Agents de São Paulo Service des incendies ont travaillé tôt mercredi dans les décombres de bâtiments qui se sont effondrés à Largo Paissandu dans la région centrale de São Paulo, après un incendie.

 

 Environ 80 hommes avec 20 véhicules combattaient encore les petits incendies dans la région, vers 2 h 30 du matin. Des parties de l’épave de la structure ont commencé à être retirées à la recherche d’éventuelles victimes.Quarante-quatre personnes étaient portées disparues mercredi après l’incendie et l’effondrement d’un immeuble de 24 étages occupé par des sans-abris dans le centre-ville de Sao Paulo, a rapporté le service d’incendie de la ville.

 

 

 

 

Immédiatement après la catastrophe, mardi, seulement trois personnes avaient été portées disparues, dont un homme qui était sur le point d’être secouru quelques secondes avant l’effondrement soudain de l’immeuble.

 

« Le département poursuit la fouille, actuellement avec 31 véhicules, 78 pompiers », a tweeté le service des incendies. « Il y a 44 disparus. »

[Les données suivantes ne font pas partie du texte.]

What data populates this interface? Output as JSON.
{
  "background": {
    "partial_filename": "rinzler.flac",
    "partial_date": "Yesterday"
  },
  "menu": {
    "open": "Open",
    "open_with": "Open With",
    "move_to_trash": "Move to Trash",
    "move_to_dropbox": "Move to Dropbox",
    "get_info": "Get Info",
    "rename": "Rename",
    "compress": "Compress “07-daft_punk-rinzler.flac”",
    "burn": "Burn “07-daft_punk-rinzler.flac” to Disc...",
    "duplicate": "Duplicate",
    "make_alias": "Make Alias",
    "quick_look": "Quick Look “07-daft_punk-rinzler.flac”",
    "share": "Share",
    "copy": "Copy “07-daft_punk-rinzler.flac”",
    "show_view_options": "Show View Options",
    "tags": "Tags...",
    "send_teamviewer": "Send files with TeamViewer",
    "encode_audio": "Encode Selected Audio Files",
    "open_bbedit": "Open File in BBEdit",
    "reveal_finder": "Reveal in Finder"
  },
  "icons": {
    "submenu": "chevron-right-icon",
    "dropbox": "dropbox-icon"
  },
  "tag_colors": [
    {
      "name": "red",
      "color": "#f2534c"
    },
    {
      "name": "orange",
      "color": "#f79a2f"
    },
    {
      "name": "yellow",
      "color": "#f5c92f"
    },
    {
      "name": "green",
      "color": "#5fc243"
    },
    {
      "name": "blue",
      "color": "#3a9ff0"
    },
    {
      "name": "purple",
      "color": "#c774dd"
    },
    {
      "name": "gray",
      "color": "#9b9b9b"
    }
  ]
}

Il n’y avait pas d’autres indications du nombre élevé de personnes disparues, s’il était plus probable qu’elles soient mortes et enterrées dans les décombres ou simplement qu’elles n’étaient pas en place lorsque l’incendie s’est déclaré.

Dans les années 1980, le bâtiment est devenu le siège de la police fédérale dans la ville et son déclin a commencé en 2001, étant occupé par 146 familles sans-abri, sans les mesures minimales de prévention des incendies, ont déclaré les pompiers.

Sao Paulo est la capitale financière du Brésil et la ville la plus peuplée d’Amérique du Sud, mais souffre d’une grande inégalité économique.

Les familles pauvres occupent souvent des bâtiments abandonnés ou construisent des tentes sur des terrains vacants, parfois à la limite de quartiers aisés.

Le président Michel Temer, dont le niveau d’approbation n’atteint pas deux chiffres, a fait l’objet d’une réception hostile lors d’une brève visite mardi du bâtiment appartenant au gouvernement fédéral et est actuellement prêté au bureau du maire.

« Nous voulons des maisons! » A chanté la foule, quand le président est parti à la hâte.